The Night of the Long Knives 

  1. Although Germany was now a one party state, Hitler still feared opposition within his own party, in particular from Ernst Rohm, leader of the SA. 

  1. By 1934, the SA numbered 3 million, and Hitler feared many of these were loyal more to Rohm than himself, who was more socialist than Hitler.  

  1. Rohm was also distrusted by the army generals, whose limited army of 100,000 was threatened by the 3 million strong SA, and by other Nazi leaders such as Heinrich Himmler and Hermann Goring who saw Rohm’s influence as a threat to their status in the Party. Himmler wanted his SS to replace the SA in importance. 

  1. Hitler believed that Rohm was planning to use the SA to seize power, so on 30 June 1934, Rohm and 100 other senior SA leaders were arrested at a meeting in Bavaria and shot without trial. 

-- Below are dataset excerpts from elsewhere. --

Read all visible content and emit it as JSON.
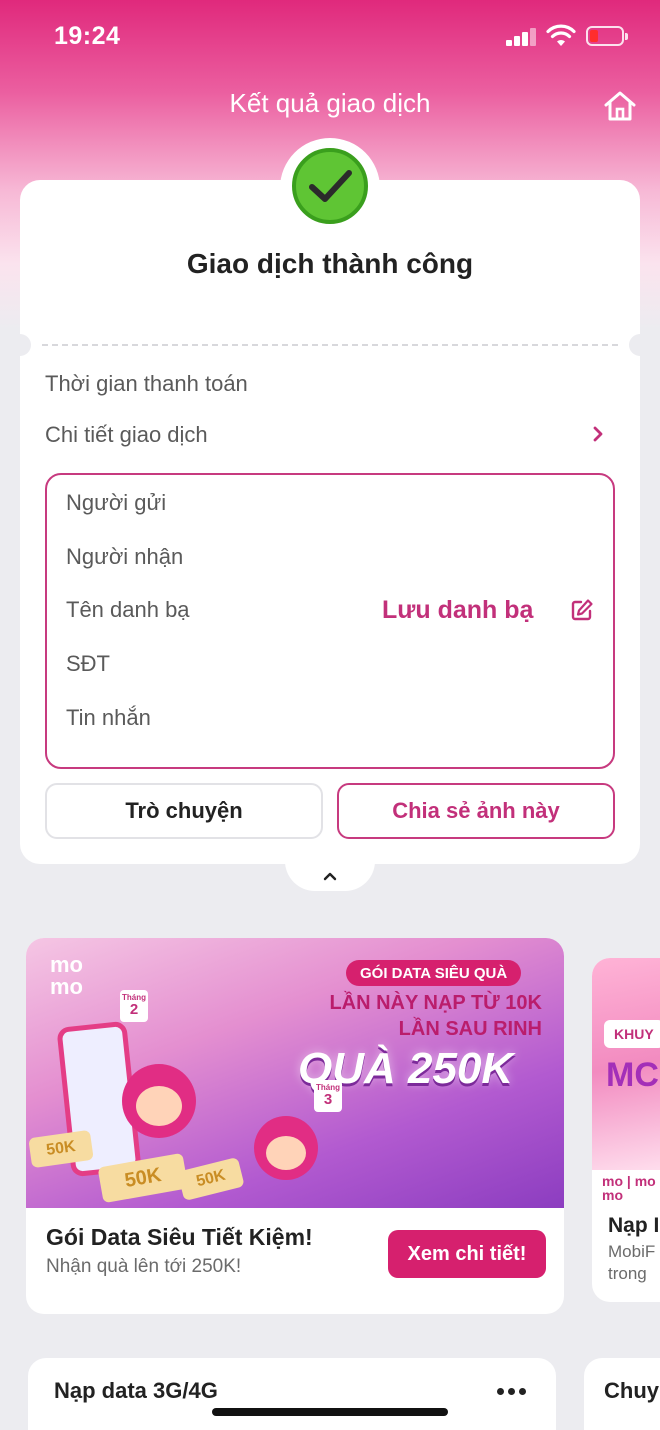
{
  "status_bar": {
    "time": "19:24"
  },
  "header": {
    "title": "Kết quả giao dịch"
  },
  "result": {
    "title": "Giao dịch thành công",
    "payment_time_label": "Thời gian thanh toán",
    "details_label": "Chi tiết giao dịch"
  },
  "details": {
    "sender_label": "Người gửi",
    "receiver_label": "Người nhận",
    "contact_name_label": "Tên danh bạ",
    "save_contact_label": "Lưu danh bạ",
    "phone_label": "SĐT",
    "message_label": "Tin nhắn"
  },
  "actions": {
    "chat_label": "Trò chuyện",
    "share_label": "Chia sẻ ảnh này"
  },
  "promo": {
    "logo_line1": "mo",
    "logo_line2": "mo",
    "pill": "GÓI DATA SIÊU QUÀ",
    "line1": "LẦN NÀY NẠP TỪ 10K",
    "line2": "LẦN SAU RINH",
    "big": "QUÀ 250K",
    "month_label": "Tháng",
    "month_a": "2",
    "month_b": "3",
    "voucher_a": "50K",
    "voucher_b": "50K",
    "voucher_c": "50K",
    "title": "Gói Data Siêu Tiết Kiệm!",
    "subtitle": "Nhận quà lên tới 250K!",
    "button": "Xem chi tiết!"
  },
  "promo2": {
    "pill": "KHUY",
    "big": "MC",
    "logo_line1": "mo",
    "logo_line2": "mo",
    "logo_partner": "mo",
    "title": "Nạp I",
    "subtitle_line1": "MobiF",
    "subtitle_line2": "trong"
  },
  "bottom": {
    "card1_title": "Nạp data 3G/4G",
    "card2_title": "Chuy"
  },
  "colors": {
    "brand": "#d6206e",
    "accent_text": "#c2307a",
    "success": "#5fc534"
  }
}
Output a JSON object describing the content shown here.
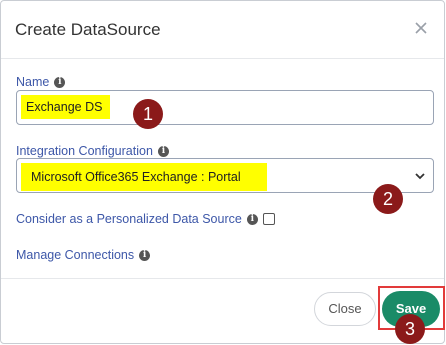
{
  "dialog": {
    "title": "Create DataSource"
  },
  "form": {
    "name_label": "Name",
    "name_value": "Exchange DS",
    "integration_label": "Integration Configuration",
    "integration_value": "Microsoft Office365 Exchange : Portal",
    "personalized_label": "Consider as a Personalized Data Source",
    "manage_connections_label": "Manage Connections"
  },
  "buttons": {
    "close_label": "Close",
    "save_label": "Save"
  },
  "annotations": {
    "step1": "1",
    "step2": "2",
    "step3": "3"
  },
  "colors": {
    "label_blue": "#3d57a8",
    "highlight_yellow": "#ffff00",
    "save_green": "#1a8b67",
    "badge_maroon": "#8b1a1a",
    "frame_red": "#e23a3a"
  },
  "icons": {
    "close": "close-icon",
    "info": "info-icon",
    "dropdown": "chevron-down-icon"
  }
}
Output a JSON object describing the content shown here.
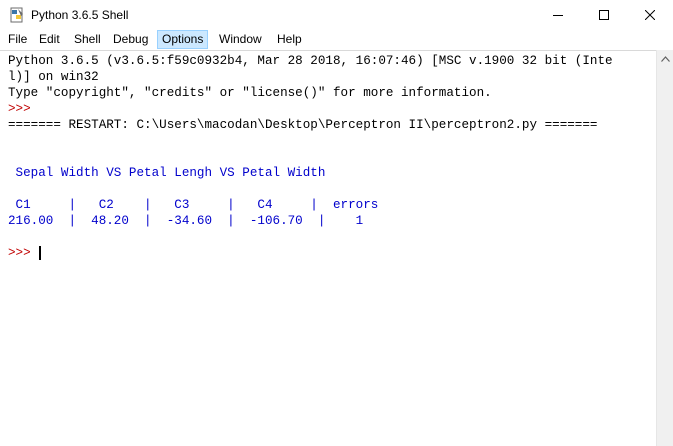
{
  "window": {
    "title": "Python 3.6.5 Shell",
    "icon": "python-idle-icon"
  },
  "menu": {
    "items": [
      {
        "label": "File"
      },
      {
        "label": "Edit"
      },
      {
        "label": "Shell"
      },
      {
        "label": "Debug"
      },
      {
        "label": "Options",
        "active": true
      },
      {
        "label": "Window"
      },
      {
        "label": "Help"
      }
    ]
  },
  "shell": {
    "banner_line1": "Python 3.6.5 (v3.6.5:f59c0932b4, Mar 28 2018, 16:07:46) [MSC v.1900 32 bit (Inte",
    "banner_line2": "l)] on win32",
    "banner_line3": "Type \"copyright\", \"credits\" or \"license()\" for more information.",
    "prompt1": ">>>",
    "restart_line": "======= RESTART: C:\\Users\\macodan\\Desktop\\Perceptron II\\perceptron2.py =======",
    "output_title": " Sepal Width VS Petal Lengh VS Petal Width",
    "table_header": " C1     |   C2    |   C3     |   C4     |  errors",
    "table_row": "216.00  |  48.20  |  -34.60  |  -106.70  |    1",
    "prompt2": ">>>"
  },
  "colors": {
    "prompt": "#c00000",
    "program_output": "#0000cc",
    "menu_highlight": "#cce8ff"
  }
}
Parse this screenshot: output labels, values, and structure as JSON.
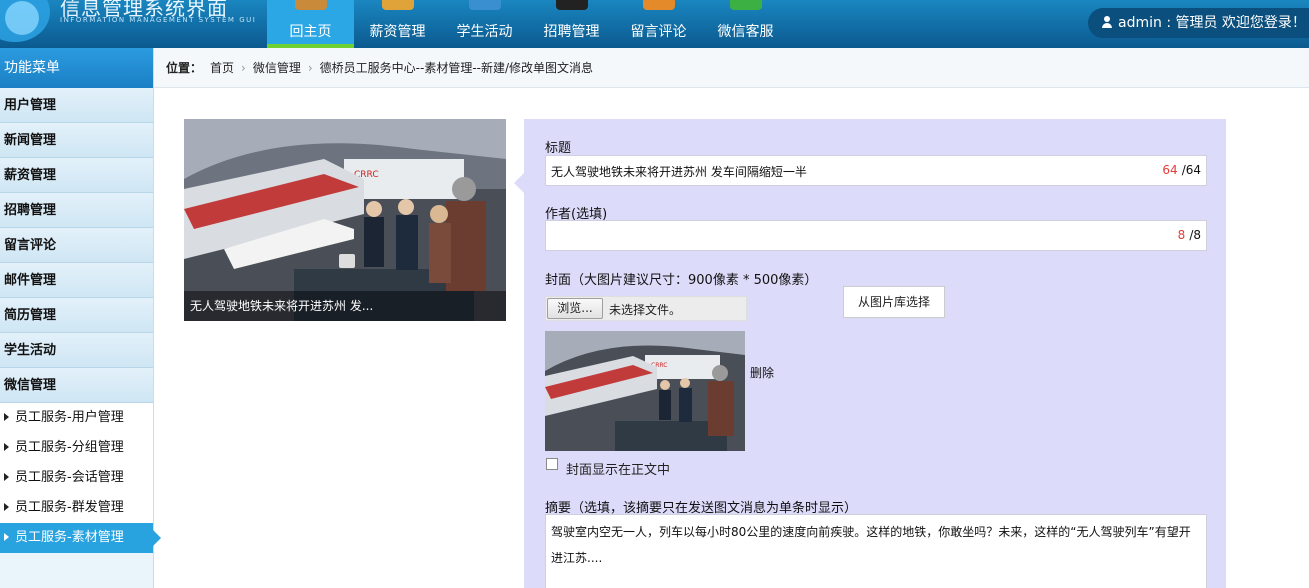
{
  "header": {
    "title": "信息管理系统界面",
    "subtitle": "INFORMATION MANAGEMENT SYSTEM GUI",
    "nav": [
      {
        "label": "回主页",
        "icon": "home-icon",
        "color": "#c98a3a",
        "active": true
      },
      {
        "label": "薪资管理",
        "icon": "salary-icon",
        "color": "#e0a33a",
        "active": false
      },
      {
        "label": "学生活动",
        "icon": "activity-icon",
        "color": "#3a8fd1",
        "active": false
      },
      {
        "label": "招聘管理",
        "icon": "recruit-icon",
        "color": "#222222",
        "active": false
      },
      {
        "label": "留言评论",
        "icon": "comment-icon",
        "color": "#e58a2a",
        "active": false
      },
      {
        "label": "微信客服",
        "icon": "wechat-icon",
        "color": "#3cb043",
        "active": false
      }
    ],
    "user_text": "admin : 管理员  欢迎您登录！"
  },
  "sidebar": {
    "title": "功能菜单",
    "items": [
      "用户管理",
      "新闻管理",
      "薪资管理",
      "招聘管理",
      "留言评论",
      "邮件管理",
      "简历管理",
      "学生活动",
      "微信管理"
    ],
    "subitems": [
      {
        "label": "员工服务-用户管理",
        "active": false
      },
      {
        "label": "员工服务-分组管理",
        "active": false
      },
      {
        "label": "员工服务-会话管理",
        "active": false
      },
      {
        "label": "员工服务-群发管理",
        "active": false
      },
      {
        "label": "员工服务-素材管理",
        "active": true
      }
    ]
  },
  "breadcrumb": {
    "label": "位置：",
    "items": [
      "首页",
      "微信管理",
      "德桥员工服务中心--素材管理--新建/修改单图文消息"
    ]
  },
  "preview": {
    "caption": "无人驾驶地铁未来将开进苏州 发..."
  },
  "form": {
    "title_label": "标题",
    "title_value": "无人驾驶地铁未来将开进苏州 发车间隔缩短一半",
    "title_count": "64",
    "title_max": "/64",
    "author_label": "作者(选填)",
    "author_value": "",
    "author_count": "8",
    "author_max": "/8",
    "cover_label": "封面（大图片建议尺寸：900像素 * 500像素）",
    "file_button": "浏览...",
    "file_status": "未选择文件。",
    "library_button": "从图片库选择",
    "delete_label": "删除",
    "show_cover_label": "封面显示在正文中",
    "summary_label": "摘要（选填，该摘要只在发送图文消息为单条时显示）",
    "summary_value": "驾驶室内空无一人，列车以每小时80公里的速度向前疾驶。这样的地铁，你敢坐吗？未来，这样的“无人驾驶列车”有望开进江苏...."
  }
}
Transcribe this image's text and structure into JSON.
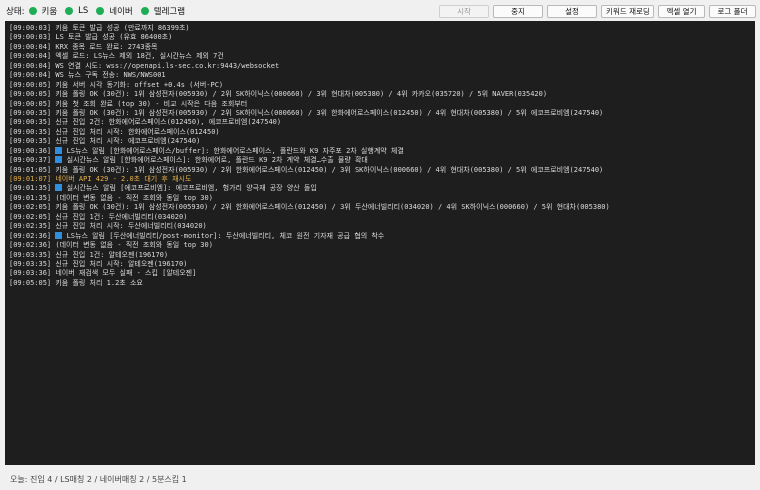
{
  "status": {
    "label": "상태:",
    "indicators": [
      {
        "label": "키움",
        "color": "#1fae55"
      },
      {
        "label": "LS",
        "color": "#1fae55"
      },
      {
        "label": "네이버",
        "color": "#1fae55"
      },
      {
        "label": "텔레그램",
        "color": "#1fae55"
      }
    ]
  },
  "toolbar": {
    "start": "시작",
    "stop": "중지",
    "settings": "설정",
    "keyword_reload": "키워드 재로딩",
    "excel_open": "엑셀 열기",
    "log_folder": "로그 폴더"
  },
  "log": [
    {
      "text": "[09:00:03] 키움 토큰 발급 성공 (만료까지 86399초)"
    },
    {
      "text": "[09:00:03] LS 토큰 발급 성공 (유효 86400초)"
    },
    {
      "text": "[09:00:04] KRX 종목 로드 완료: 2743종목"
    },
    {
      "text": "[09:00:04] 엑셀 로드: LS뉴스 제외 18건, 실시간뉴스 제외 7건"
    },
    {
      "text": "[09:00:04] WS 연결 시도: wss://openapi.ls-sec.co.kr:9443/websocket"
    },
    {
      "text": "[09:00:04] WS 뉴스 구독 전송: NWS/NWS001"
    },
    {
      "text": "[09:00:05] 키움 서버 시각 동기화: offset +0.4s (서버-PC)"
    },
    {
      "text": "[09:00:05] 키움 폴링 OK (30건): 1위 삼성전자(005930) / 2위 SK하이닉스(000660) / 3위 현대차(005380) / 4위 카카오(035720) / 5위 NAVER(035420)"
    },
    {
      "text": "[09:00:05] 키움 첫 조회 완료 (top 30) - 비교 시작은 다음 조회부터"
    },
    {
      "text": "[09:00:35] 키움 폴링 OK (30건): 1위 삼성전자(005930) / 2위 SK하이닉스(000660) / 3위 한화에어로스페이스(012450) / 4위 현대차(005380) / 5위 에코프로비엠(247540)"
    },
    {
      "text": "[09:00:35] 신규 진입 2건: 한화에어로스페이스(012450), 에코프로비엠(247540)"
    },
    {
      "text": "[09:00:35] 신규 진입 처리 시작: 한화에어로스페이스(012450)"
    },
    {
      "text": "[09:00:35] 신규 진입 처리 시작: 에코프로비엠(247540)"
    },
    {
      "text": "LS뉴스 알림 [한화에어로스페이스/buffer]: 한화에어로스페이스, 폴란드와 K9 자주포 2차 실행계약 체결",
      "time": "[09:00:36]",
      "icon": true
    },
    {
      "text": "실시간뉴스 알림 [한화에어로스페이스]: 한화에어로, 폴란드 K9 2차 계약 체결…수출 물량 확대",
      "time": "[09:00:37]",
      "icon": true
    },
    {
      "text": "[09:01:05] 키움 폴링 OK (30건): 1위 삼성전자(005930) / 2위 한화에어로스페이스(012450) / 3위 SK하이닉스(000660) / 4위 현대차(005380) / 5위 에코프로비엠(247540)"
    },
    {
      "text": "[09:01:07] 네이버 API 429 - 2.0초 대기 후 재시도",
      "warn": true
    },
    {
      "text": "실시간뉴스 알림 [에코프로비엠]: 에코프로비엠, 헝가리 양극재 공장 양산 돌입",
      "time": "[09:01:35]",
      "icon": true
    },
    {
      "text": "[09:01:35] (데이터 변동 없음 - 직전 조회와 동일 top 30)"
    },
    {
      "text": "[09:02:05] 키움 폴링 OK (30건): 1위 삼성전자(005930) / 2위 한화에어로스페이스(012450) / 3위 두산에너빌리티(034020) / 4위 SK하이닉스(000660) / 5위 현대차(005380)"
    },
    {
      "text": "[09:02:05] 신규 진입 1건: 두산에너빌리티(034020)"
    },
    {
      "text": "[09:02:35] 신규 진입 처리 시작: 두산에너빌리티(034020)"
    },
    {
      "text": "LS뉴스 알림 [두산에너빌리티/post-monitor]: 두산에너빌리티, 체코 원전 기자재 공급 협의 착수",
      "time": "[09:02:36]",
      "icon": true
    },
    {
      "text": "[09:02:36] (데이터 변동 없음 - 직전 조회와 동일 top 30)"
    },
    {
      "text": "[09:03:35] 신규 진입 1건: 알테오젠(196170)"
    },
    {
      "text": "[09:03:35] 신규 진입 처리 시작: 알테오젠(196170)"
    },
    {
      "text": "[09:03:36] 네이버 재검색 모두 실패 - 스킵 [알테오젠]"
    },
    {
      "text": "[09:05:05] 키움 폴링 처리 1.2초 소요"
    }
  ],
  "footer": "오늘: 진입 4 / LS매칭 2 / 네이버매칭 2 / 5분스킵 1"
}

  1. The SA continued to exist but no longer rivalled the army or the SS and was now firmly under Hitler’s control.  

  1. Hitler also used the opportunity to have other potential political opponents murdered in the carnage, including Gregor Strasser who had challenged Hitler’s leadership of the Party at the Bamberg Conference. 

 

Hitler became Fuhrer 

  1. 87 year old President Hindenburg died on 2 August 1934. 

  1. Hitler now had the position of President abolished and that the powers of the President with by merged with those of the chancellor to form a new position of Fuhrer, which Hitler would hold as undisputed leader of Germany. 

  1. In gratitude for eliminating the threat of Rohm to the army, a new oath of loyalty was now sworn to Hitler in person by everyone in the army. 

  1. In a plebiscite held on 19 August, 90% of voters supported Hitler as Fuhrer. The Weimar Republic had now formally ceased to exist and the Third Reich had begun.